Polêmico por não ter medo de defender a evolução dos costumes e ponderado ao medir as palavras e evitar dissabores com o Vaticano, o teólogo espanhol Marciano Vidal está em Porto Alegre para predicar sua fé impregnada de lógica.
Vidal, que é padre, participa de hoje até sexta-feira, na PUCRS, de um congresso cujo nome parece um tuíte a seu respeito: "Alegrias e Esperanças, Tristezas e Angústias: Ética em Mudança de Época".

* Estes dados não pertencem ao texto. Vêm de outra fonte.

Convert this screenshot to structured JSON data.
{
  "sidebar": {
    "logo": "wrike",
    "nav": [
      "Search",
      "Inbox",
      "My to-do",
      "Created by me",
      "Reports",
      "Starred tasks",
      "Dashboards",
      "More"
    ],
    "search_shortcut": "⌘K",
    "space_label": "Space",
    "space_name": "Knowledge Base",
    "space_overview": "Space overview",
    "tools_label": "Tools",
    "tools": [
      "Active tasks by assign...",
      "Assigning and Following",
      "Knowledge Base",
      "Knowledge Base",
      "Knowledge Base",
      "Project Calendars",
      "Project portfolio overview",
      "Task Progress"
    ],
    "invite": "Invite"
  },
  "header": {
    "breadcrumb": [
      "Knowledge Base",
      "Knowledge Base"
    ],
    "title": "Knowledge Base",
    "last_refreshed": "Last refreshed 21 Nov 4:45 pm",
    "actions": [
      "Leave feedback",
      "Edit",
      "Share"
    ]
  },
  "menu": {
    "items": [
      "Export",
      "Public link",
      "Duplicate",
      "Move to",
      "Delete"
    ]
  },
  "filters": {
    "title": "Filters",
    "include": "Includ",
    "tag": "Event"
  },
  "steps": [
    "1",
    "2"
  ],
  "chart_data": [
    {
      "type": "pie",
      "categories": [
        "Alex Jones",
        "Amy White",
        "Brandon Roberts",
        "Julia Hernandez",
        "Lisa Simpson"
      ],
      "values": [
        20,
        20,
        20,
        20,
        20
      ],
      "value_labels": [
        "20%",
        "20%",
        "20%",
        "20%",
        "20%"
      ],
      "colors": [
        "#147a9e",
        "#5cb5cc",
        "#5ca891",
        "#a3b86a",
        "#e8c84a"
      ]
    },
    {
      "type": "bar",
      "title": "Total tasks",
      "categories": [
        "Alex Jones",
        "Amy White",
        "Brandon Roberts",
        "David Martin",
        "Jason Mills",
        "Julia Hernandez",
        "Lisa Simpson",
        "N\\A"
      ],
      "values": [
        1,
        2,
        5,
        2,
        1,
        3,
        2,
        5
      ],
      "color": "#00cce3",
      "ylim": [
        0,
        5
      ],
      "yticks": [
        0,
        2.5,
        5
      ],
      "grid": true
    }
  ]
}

Antes de se iniciar o evento, ele recebeu Zero Hora na sede da congregação redentorista em Porto Alegre e falou sobre temas espinhosos. Exemplos: disse que Deus ama a todos da mesma forma, independentemente da sua condição sexual. Recomendou que o Direito Canônico tome distância de julgamentos sobre o aborto em casos escabrosos - como o estupro. E, por fim, pediu que a Igreja Católica acompanhe os novos tempos para não perder fiéis. Basicamente, definiu-se como "um teólogo aberto às novas situações, estando seguro de que todos os problemas que há no mundo têm soluções que podem fazer as pessoas felizes".
Vidal é professor da Universidade Pontifícia Camillas (Madri) e, como convidado, da Academia Alfonsiana (Roma). Seu nome está unido ao movimento "renovação da ética teológica". Na Argentina, em fevereiro, por orientação do Vaticano, seu livro Sexualidade e Condição Homossexual na Moral Cristã foi retirado das bancas. Em 2001, recebera uma notificação da Santa Sé com advertência a respeito do tipo de pregação que vinha realizando - e que incomoda os mais conservadores.
- Pessoas que vivem em sociedade, têm convivência e realizam as exigências da sociedade devem ser reconhecidas como são - começou, genericamente, ao falar sobre homossexuais.
Até que foi direto ao ponto que tanto incômodo já lhe trouxe:
- Deus ama da mesma forma uma ou outra pessoa, tenha ela a condição homossexual ou heterossexual.
Ao discorrer sobre suas convicções, Vidal atribui à lentidão da Igreja no acompanhamento das "novas situações" um dos motivos para a perda de fiéis. Principalmente porque, segundo ele, não oferece soluções.
A respeito do aborto, quando fala, Vidal evita o discurso moralista e trata o tema como sendo de saúde pública.
- Precisamos ter sempre em conta a verdade. Construir algo, uma religião, sobre uma falsidade, o não científico, é construir sobre areia. Sempre deve aparecer a verdade. Ou seja, a ciência - disse, fazendo a ressalva de que a ciência precisa estar "impregnada de valores".
E ele não deixa de falar no Brasil.
- O Brasil era uma igreja superaberta. Na época de João Paulo II, começou a modificar peças, bispos. Acabou tento um dos episcopados mais conservadores do mundo. Dou graças a Deus que essas coisas começam a mudar.
A pergunta se torna obrigatória: esse conservadorismo brasileiro abriu caminho para as igrejas evangélicas?
- As seitas? Sem dúvida. É um problema o que existe nas igrejas latino-americanas, com as seitas. São coisas que não ocorrem na Europa, onde o problema são as pessoas que não creem, que não querem saber de religiões.
Vidal lamenta o cerceamento às Comunidades Eclesiais de Base (CEB). Arrisca-se a dizer que, caso elas tivessem recebido incentivo nos anos 1970 e 1980, a Igreja Católica não perderia tanto espaço no Brasil. Motivo: as CEB mantinham conexão com problemas sociais e focavam a realidade das pessoas. Provocado, ele diz: a culpa foi da ditadura militar, responsável, então, pelo crescimentos das "seitas", com a cooperação dos Estados Unidos. Mas como tais grupos cresceram?
- As seitas satisfazem as necessidades das pessoas - resume ele.